An Efficient Evolutionary Task Scheduling/Binding Framework for Reconfigurable Systems

School of Engineering and Computer Science, University of Guelph, Guelph, ON, Canada N1G 2W1

Received 13 September 2015; Revised 26 November 2015; Accepted 16 December 2015

Academic Editor: Nadia Nedjah

Copyright © 2016 A. Al-Wattar et al. This is an open access article distributed under the Creative Commons Attribution License, which permits unrestricted use, distribution, and reproduction in any medium, provided the original work is properly cited.

Abstract

Several embedded application domains for reconfigurable systems tend to combine frequent changes with high performance demands of their workloads such as image processing, wearable computing, and network processors. Time multiplexing of reconfigurable hardware resources raises a number of new issues, ranging from run-time systems to complex programming models that usually form a reconfigurable operating system (ROS). In this paper, an efficient ROS framework that aids the designer from the early design stages all the way to the actual hardware implementation is proposed and implemented.
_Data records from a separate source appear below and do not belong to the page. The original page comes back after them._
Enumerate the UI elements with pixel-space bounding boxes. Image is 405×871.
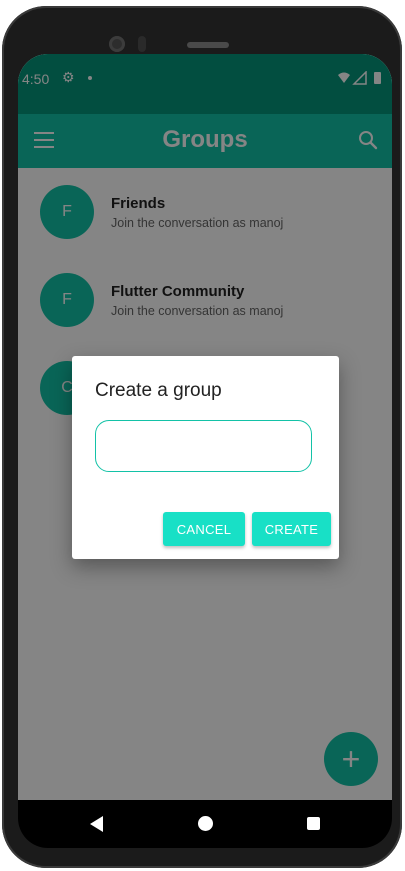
earpiece-speaker	[187, 42, 229, 48]
proximity-sensor	[138, 36, 146, 52]
create-button[interactable]: CREATE	[252, 512, 331, 546]
recents-icon[interactable]	[307, 817, 320, 830]
front-camera	[109, 36, 125, 52]
back-icon[interactable]	[90, 816, 103, 832]
system-nav-bar	[18, 800, 392, 848]
group-name-input[interactable]	[95, 420, 312, 472]
cancel-button[interactable]: CANCEL	[163, 512, 245, 546]
create-group-dialog: Create a group CANCEL CREATE	[72, 356, 339, 559]
home-icon[interactable]	[198, 816, 213, 831]
dialog-title: Create a group	[95, 380, 222, 401]
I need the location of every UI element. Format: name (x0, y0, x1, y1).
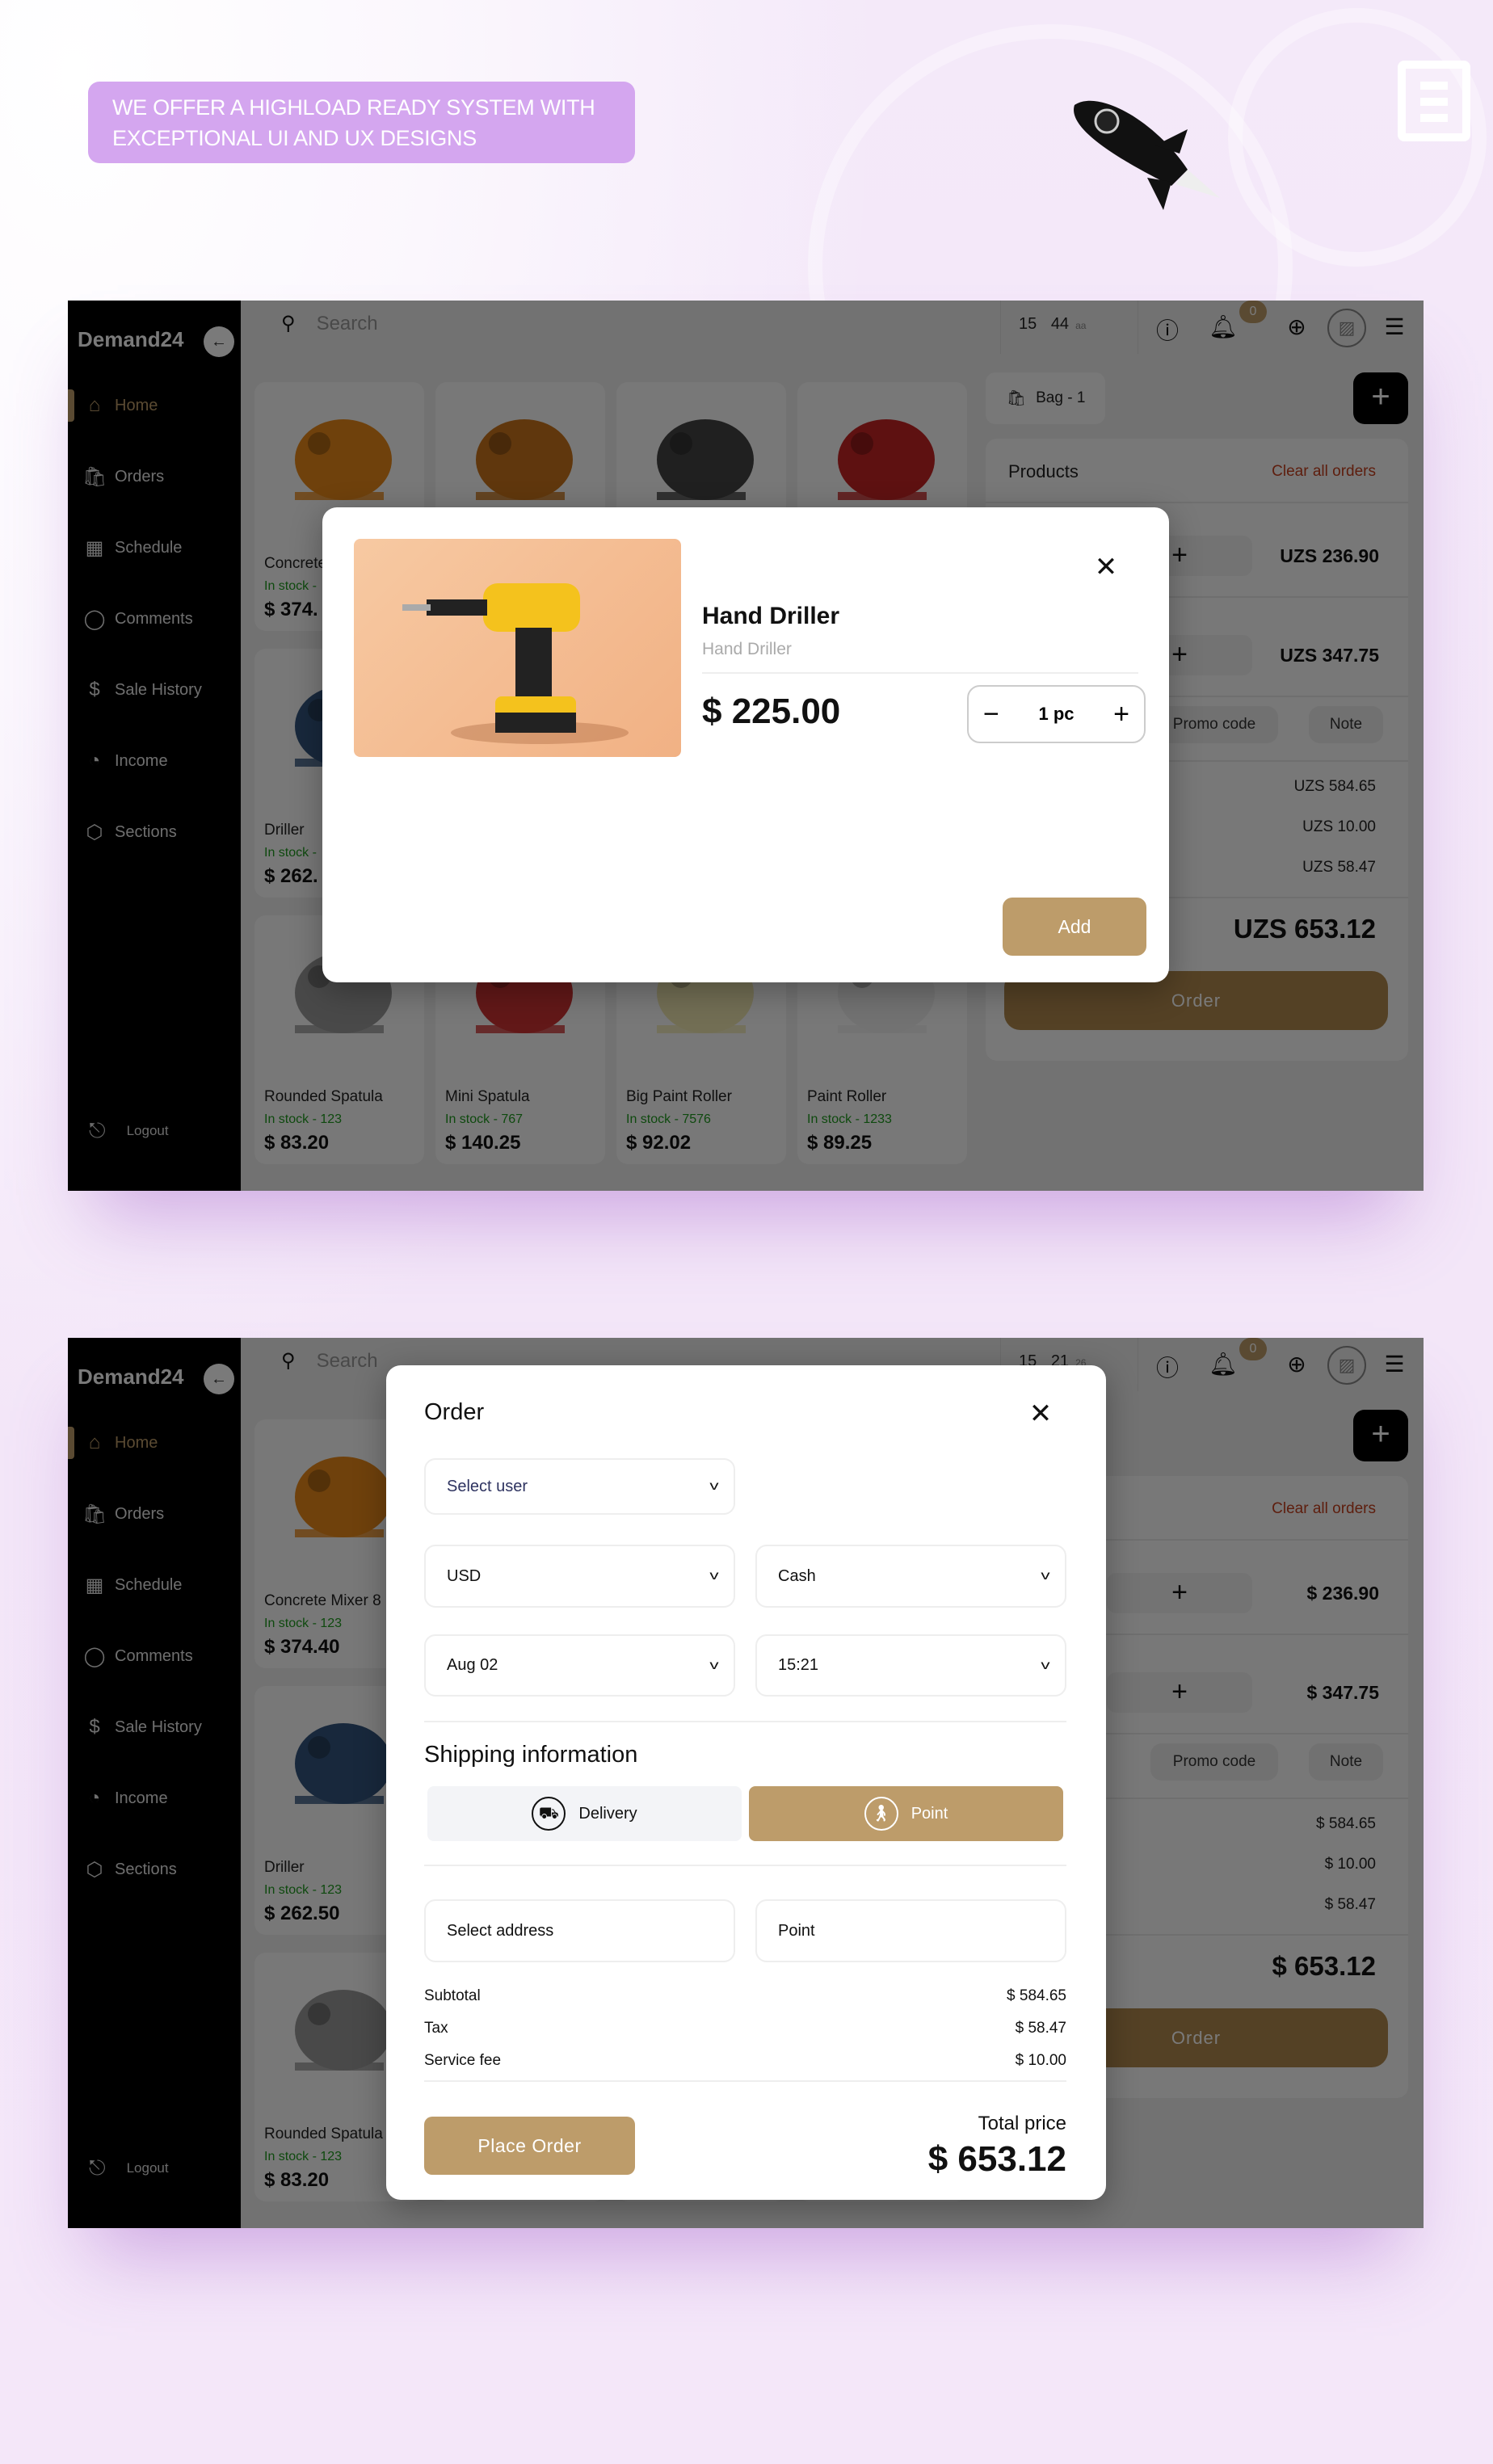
select-user-dropdown-value: Select user (447, 1477, 528, 1495)
menu-icon[interactable] (1398, 61, 1470, 141)
currency-dropdown[interactable]: USD v (424, 1545, 735, 1608)
date-dropdown-value: Aug 02 (447, 1656, 498, 1674)
payment-method-dropdown-value: Cash (778, 1566, 816, 1585)
summary-row: Service fee $ 10.00 (424, 2052, 1066, 2070)
divider (424, 1721, 1066, 1722)
pickup-point-field-value: Point (778, 1921, 815, 1940)
summary-row: Subtotal $ 584.65 (424, 1987, 1066, 2005)
divider (424, 2080, 1066, 2082)
close-icon[interactable]: ✕ (1090, 551, 1122, 583)
summary-value: $ 584.65 (1007, 1987, 1066, 2004)
select-user-dropdown[interactable]: Select user v (424, 1458, 735, 1515)
shipping-option-delivery[interactable]: ⛟ Delivery (427, 1786, 742, 1841)
shipping-title: Shipping information (424, 1742, 638, 1768)
total-price: $ 653.12 (927, 2139, 1066, 2179)
pickup-point-field[interactable]: Point (755, 1899, 1066, 1962)
shipping-option-label: Delivery (578, 1804, 637, 1823)
summary-value: $ 58.47 (1015, 2020, 1066, 2037)
payment-method-dropdown[interactable]: Cash v (755, 1545, 1066, 1608)
chevron-down-icon: v (1041, 1658, 1050, 1672)
add-button[interactable]: Add (1003, 898, 1146, 956)
rocket-illustration (1074, 100, 1220, 210)
divider (702, 672, 1138, 674)
chevron-down-icon: v (709, 1569, 719, 1583)
add-product-modal: Hand Driller Hand Driller $ 225.00 − 1 pc + ✕ A… (322, 507, 1169, 982)
delivery-truck-icon: ⛟ (532, 1797, 566, 1831)
summary-row: Tax $ 58.47 (424, 2020, 1066, 2037)
screen-order-modal: Demand24←⌂Home🛍Orders▦Schedule◯Comments$… (68, 1338, 1424, 2228)
decrement-button[interactable]: − (983, 699, 999, 730)
increment-button[interactable]: + (1113, 699, 1129, 730)
quantity-stepper[interactable]: − 1 pc + (967, 685, 1146, 743)
time-dropdown-value: 15:21 (778, 1656, 819, 1674)
quantity-value: 1 pc (1038, 704, 1075, 724)
screen-product-modal: Demand24←⌂Home🛍Orders▦Schedule◯Comments$… (68, 301, 1424, 1191)
product-title: Hand Driller (702, 603, 840, 629)
divider (424, 1865, 1066, 1866)
place-order-button[interactable]: Place Order (424, 2117, 635, 2175)
address-dropdown[interactable]: Select address (424, 1899, 735, 1962)
summary-label: Service fee (424, 2052, 502, 2069)
promo-banner: WE OFFER A HIGHLOAD READY SYSTEM WITH EX… (88, 82, 635, 163)
product-subtitle: Hand Driller (702, 640, 792, 658)
address-dropdown-value: Select address (447, 1921, 554, 1940)
shipping-option-point[interactable]: 🚶︎ Point (749, 1786, 1063, 1841)
date-dropdown[interactable]: Aug 02 v (424, 1634, 735, 1697)
order-modal: Order ✕ Select user v USD v Cash v Aug 02 v 15:21 v… (386, 1365, 1106, 2200)
product-image (354, 539, 681, 757)
chevron-down-icon: v (1041, 1569, 1050, 1583)
product-price: $ 225.00 (702, 692, 841, 731)
currency-dropdown-value: USD (447, 1566, 482, 1585)
chevron-down-icon: v (709, 1479, 719, 1493)
close-icon[interactable]: ✕ (1024, 1398, 1057, 1430)
modal-title: Order (424, 1399, 485, 1425)
time-dropdown[interactable]: 15:21 v (755, 1634, 1066, 1697)
shipping-option-label: Point (911, 1804, 948, 1823)
summary-label: Tax (424, 2020, 448, 2037)
chevron-down-icon: v (709, 1658, 719, 1672)
walking-person-icon: 🚶︎ (864, 1797, 898, 1831)
summary-label: Subtotal (424, 1987, 481, 2004)
summary-value: $ 10.00 (1015, 2052, 1066, 2069)
total-label: Total price (978, 2113, 1066, 2134)
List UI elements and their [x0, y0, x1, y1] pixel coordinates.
An efficient reconfigurable platform is implemented along with novel placement/scheduling algorithms. The proposed algorithms tend to reuse hardware tasks to reduce reconfiguration overhead, migrate tasks between software and hardware to efficiently utilize resources, and reduce computation time. A supporting framework for efficient mapping of execution units to task graphs in a run-time reconfigurable system is also designed. The framework utilizes an Island Based Genetic Algorithm flow that optimizes several objectives including performance, area, and power consumption. The proposed Island Based GA framework achieves on average 55.2% improvement over a single-GA implementation and an 80.7% improvement over a baseline random allocation and binding approach.